Advanced Physiological Optics Laboratory
Yoon Lab
Presbyopia originating from the Greek word presbyteros, meaning "elder", is the loss of accommodation of the human eye due to the natural aging of the lens. In the eye the natural lens grows throughout life, and recent studies suggest that the enlarging of this lens with age is the cause of its reduced pliability resulting in the inability of the lens to change shape when one looks from far to near objects. This loss of accommodative ability requires corrective optics such as glasses, contacts, refractive surgery or intraocular lenses (IOL).
Figure 1: Maximal and minimal accommodative amplitudes as a function of age measured in 1500 subjects using a "push up" technique (Duane 1912)
In the Yoon lab we are focusing on the design of new innovative IOLs for presbyopic corrections. We are using the concept of aberration interaction to design lenses that will give people depth of focus with good retinal image quality. Meaning, people will have the ability to once again see objects over a range of distances from far to near without compromising, too much, the clarity of the image that the eye sees. Below is an example of depth of focus illustrated here with a letter E. The top line shows how a person without the ability to accommodate would see this letter at different distances. The following lines illustrate the increase in depth of focus due to primary and secondary spherical aberrations.

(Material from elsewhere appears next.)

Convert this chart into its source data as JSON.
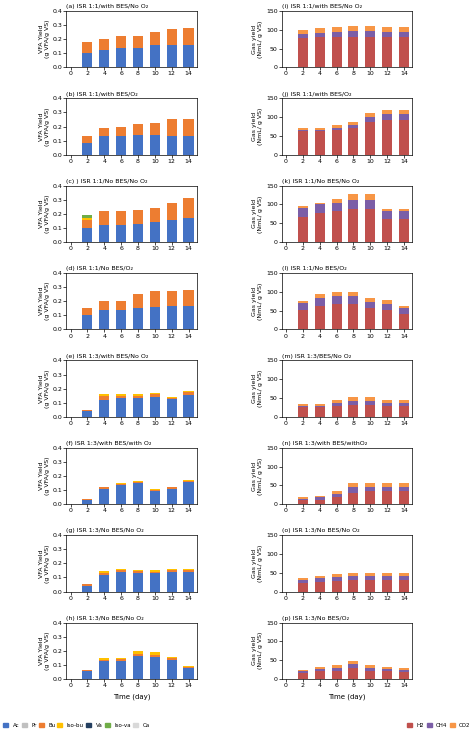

Figure 2: A letter E as seen with out any correction (top line), and with the addition of primary and secondary spherical aberrations.
We are currently testing our designs using an optical test bench equipped with a liquid-crystal spatial light modulator (SLM). This system can generate different wavefront patterns replicating an IOLs aberrations so that preliminary tests such as visual acuity and contrast sensitivity can be done in order to predict the feasibility of the IOL design. Recently we have been looking into the interaction of primary and secondary spherical aberrations (SA) with defocus.
A binocular approach to overcoming presbyopia is to take advantage of the binocular visual system's ability to suppress the eye with poorer retinal image quality. In traditional monovision, the dominant eye is refracted for distance vision and the non-dominant eye is refracted for near vision with the addition of 1-2D of add power. The technique provides patient's with functional distance and near vision, however intermediate vision, depth perception, and binocular summation are comprimised because each eye has a relatively short depth of focus and the interocular difference in image quality is significant.
To overcome these limitations of traditional monovision, we have proposed an alternative approach called Modified Monovision. In Modified Monovision, the depth of focus of one or both eyes is increased using spherical aberration. By increasing monocular depth of focus, the interocular difference in image quality is reduced at all object distances. In a recent study (Zheleznyak et al. IOVS, 2013), we found this technique provides improved through-focus visual acuity and binocular summation. In addition, stereoacuity (i.e. depth perception) is recovered to near normal levels. The figure below shows through-focus visual acuity and stereoacuity with modified monovision and traditional monovision for comparison.
Figure 3: Depth of focus, in diopters, calculated for a 4mm pupil, with various amounts of primary and
secondary spherical aberration.
In this figure, the closed circles represent the largest vsOTF (image quality) values. This is overlaid with the variable depth of focus (solid black - primary SA, solid gray - secondary SA). This illustrates the trade off between extended depth of focus and reduction of the overall image quality. We are further testing this concept to evaluate the optimal magnitudes and higher spherical aberration orders to correct for presbyopic eyes.